D’une part, si le ministre de l’intérieur établit que la demande de visa des requérants est intervenue en décembre 2022, il ressort toutefois des pièces du dossier que M. B... G... a adressé à la sous-direction des visas un courrier réceptionné le 21 février 2020 par lequel il a sollicité le bénéfice de la réunification familiale au profit de ses deux enfants, Mme C... B... et M. A... B..., Dans ces conditions, et alors que cette circonstance n’est pas contestée, la date de la toute première démarche engagée par les requérants, et donc la date à laquelle doit être appréciée l’âge des enfants, est le 21 février 2020.

D’autre part, il ne ressort pas des pièces du dossier que la mère de Mme F... et de M. A... B..., qui avaient moins de dix-neuf ans à la date de la demande de visa présentée par leur père, serait déchue de l’autorité parentale ou que celle-ci aurait été confiée à M. B... G... en exécution d’une décision de justice. Par suite, les moyens tirés de ce que la commission de recours contre les décisions de refus de visa d’entrée en France, en rejetant le recours dont elle a été saisie aurait méconnu les dispositions des articles L. 561-2 et L. 434-3 du code de l’entrée et du séjour des étrangers et du droit d’asile ou en aurait fait une inexacte application doivent être écartés.

En dernier lieu, aux termes de l’article 8 de la convention européenne de sauvegarde des droits de l'homme et des libertés fondamentales : « Toute personne a droit au respect de sa vie privée et familiale (…). Il ne peut y avoir ingérence d'une autorité publique dans l'exercice de ce droit que pour autant que cette ingérence est prévue par la loi et qu'elle constitue une mesure qui, dans une société démocratique, est nécessaire à la sécurité nationale, à la sûreté publique, au bien-être économique du pays, à la défense de l'ordre et à la prévention des infractions pénales, à la protection de la santé ou de la morale, ou à la protection des droits et libertés d'autrui ».
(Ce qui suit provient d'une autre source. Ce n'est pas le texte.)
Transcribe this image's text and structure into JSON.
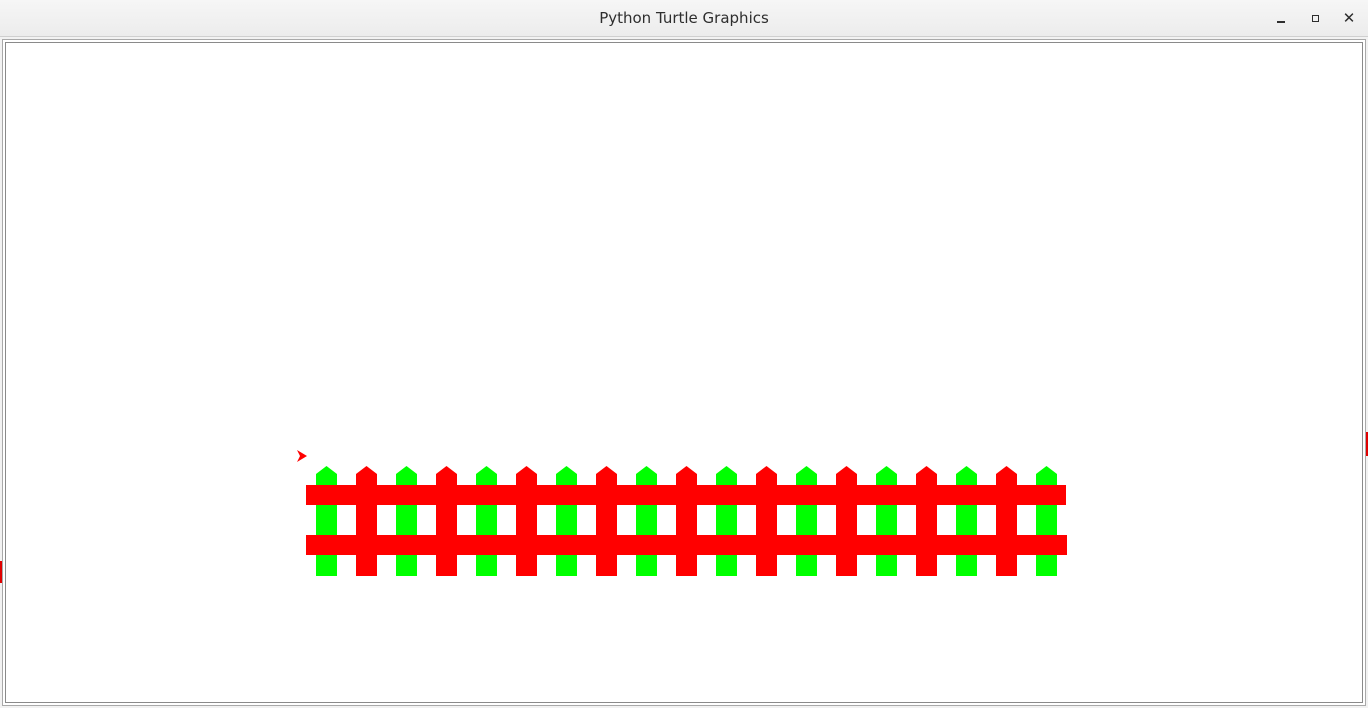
{
  "window": {
    "title": "Python Turtle Graphics"
  },
  "controls": {
    "minimize_icon": "minimize-icon",
    "maximize_icon": "maximize-icon",
    "close_icon": "close-icon",
    "close_glyph": "✕"
  },
  "drawing": {
    "background_color": "#ffffff",
    "picket_colors": [
      "#00ff00",
      "#ff0000"
    ],
    "rail_color": "#ff0000",
    "picket_count": 19,
    "rail_count": 2,
    "turtle_color": "#ff0000",
    "turtle_heading": "east"
  }
}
En se bornant à soutenir que la décision attaquée méconnaît les stipulations de l’article 8 de la convention européenne de sauvegarde des droits de l’homme et des libertés fondamentales, sans produire aucun élément de nature à démontrer la continuité et l’intensité des liens qui les uniraient à M. B... G... depuis son arrivée en France, les requérants ne sont pas fondés à soutenir que la décision attaquée porterait une atteinte disproportionnée à leur droit au respect de la vie privée et familiale.
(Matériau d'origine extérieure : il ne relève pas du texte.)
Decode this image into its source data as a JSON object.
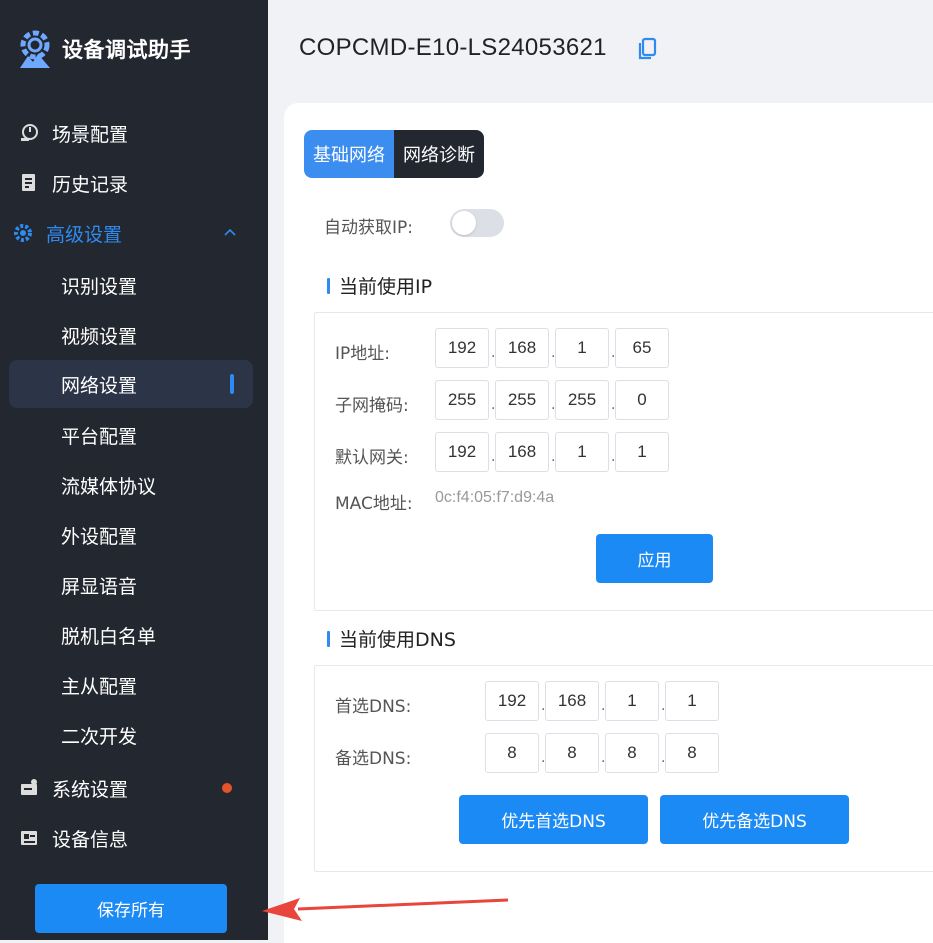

Il résulte de ce qui précède, sans qu’il soit besoin de statuer sur la substitution de motif demandée en défense, que la requête de M. B... G..., Mme F... et M. E... doit être rejetée en toutes ses conclusions, y compris celles à fin d’injonction sous astreinte et celles présentées sur le fondement de l’article L. 761-1 du code de justice administrative.

D E C I D E :

Article 1er : La requête de M. B... G..., Mme F... et M. E... est rejetée.

Article 2 : Le présent jugement sera notifié à M. D... B... G..., Mme F... et M. E... et au ministre d’Etat, ministre de l’intérieur.


Délibéré après l’audience du 9 septembre 2023, à laquelle siégeaient :
M. Berthon, président,
Mme Moreno, conseillère,
Mme Raoul, conseillère.


Rendu public par mise à disposition au greffe le 30 septembre 2025.


La rapporteure,




C. RAOUL


Le président,




E. BERTHON
La greffière,




S. FOURNIER

La République mande et ordonne au ministre d’Etat, ministre de l’intérieur en ce qui le concerne ou à tous commissaires de justice à ce requis en ce qui concerne les voies de droit commun contre les parties privées, de pourvoir à l’exécution de la présente décision.